An electric field of 1000V/m is applied to an electric dipole at angle of ${45^0}$. The value of electric dipole moment is ${10^{ - 29}}C.m.$. What is the potential energy of the electric dipole moment?
A) -9$ \times {10^{ - 20}}J$
B) -7$ \times {10^{ - 27}}J$
C) -10$ \times {10^{ - 29}}J$
D) -20$ \times {10^{ - 18}}J$

Question

An electric field of 1000V/m is applied to an electric dipole at angle of ${45^0}$. The value of electric dipole moment is ${10^{ - 29}}C.m.$. What is the potential energy of the electric dipole moment?
A) -9$ \times {10^{ - 20}}J$
B) -7$ \times {10^{ - 27}}J$
C) -10$ \times {10^{ - 29}}J$
D) -20$ \times {10^{ - 18}}J$

Vedantu Content Team · Accepted Answer

Hint- When a dipole is placed in an electric field both of the forces will experience torque. They do not experience any force.

Formula used: To solve this type of question we use the following formula.
\[U = - \vec p.\vec E = - pE\cos \theta \]; Here p is the dipole moment; E is the electric field and $\theta $ is the angle between dipole moment and electric field.

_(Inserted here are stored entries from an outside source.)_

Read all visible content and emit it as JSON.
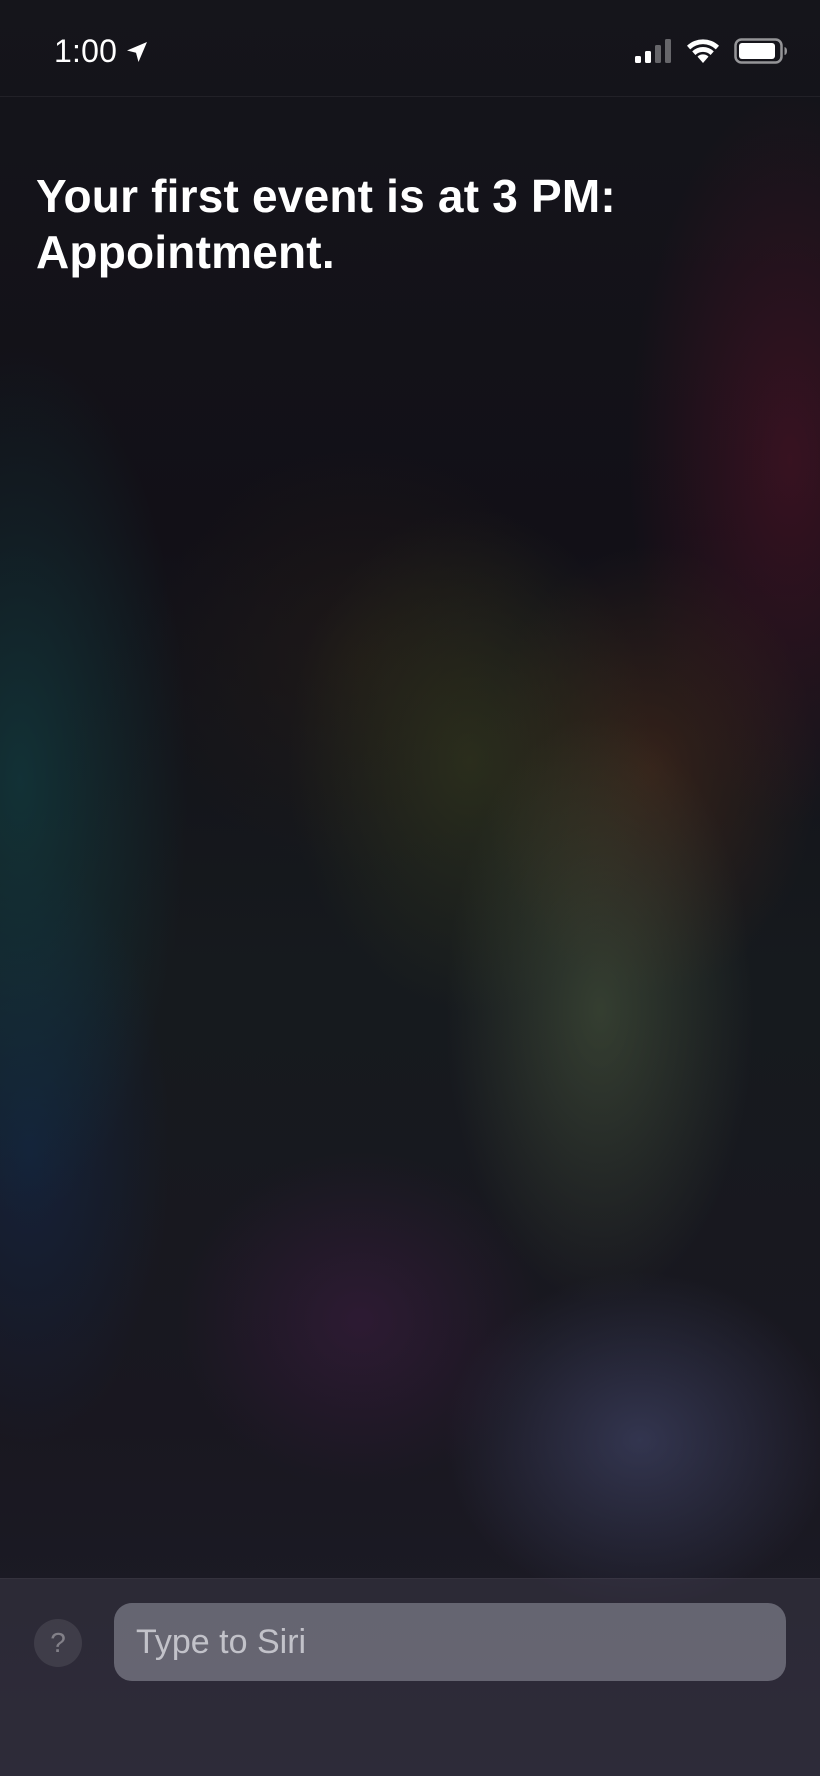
{
  "status_bar": {
    "time": "1:00",
    "icons": [
      "location-arrow-icon",
      "cellular-signal-icon",
      "wifi-icon",
      "battery-icon"
    ]
  },
  "siri": {
    "response_line_1": "Your first event is at 3 PM:",
    "response_line_2": "Appointment."
  },
  "input_bar": {
    "help_label": "?",
    "placeholder": "Type to Siri",
    "value": ""
  },
  "colors": {
    "text": "#ffffff",
    "input_background": "#8a8a98",
    "placeholder": "#d6d6dc"
  }
}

Complete step by step answer:
Let us write the information given in the question.
$E = 1000V/m,\theta = {45^ \circ },\left| {\vec p} \right| = {10^{ - 29}}C.m.$
Now, let us use the formula \[U = - \vec p.\vec E = - pE\cos \theta \]to calculate the potential energy of the electric dipole moment.
\[U = - {10^{ - 29}} \times 1000 \times \cos 45\]
Now, let us simplify the above expression.
\[U = - {10^{ - 26}} \times \dfrac{1}{{\sqrt 2 }}J = - 0.707 \times {10^{ - 26}}J = 7.07 \times {10^{ - 27}}J\]
Hence, option (B) \[ - 7.07 \times {10^{ - 27}}J\] is the correct option.

Additional information:
*When two charges, one positive and other negative, are kept at some distance. This setup is called electric dipole. It measures the polarity of the system.
*When we place a dipole in a uniform magnetic field in equilibrium position. Now when we start rotating it from the equilibrium position with some angle $\theta $, work needs to be done against the electric field. This work done is saved in the form of potential energy of dipole.
*Now, when we take the initial angle $\theta = \dfrac{\pi }{2}$ , i.e., when potential energy is zero, to some other angle $\theta $, we have the formula \[U = - \vec p.\vec E = - pE\cos \theta \].

Note:
*The total work done in rotating the dipole by an angle $\theta $ is given by the following.
$W = pE(1 - \cos \theta )$.
*The negative sign represents that work must be done against the electric field to move the charges.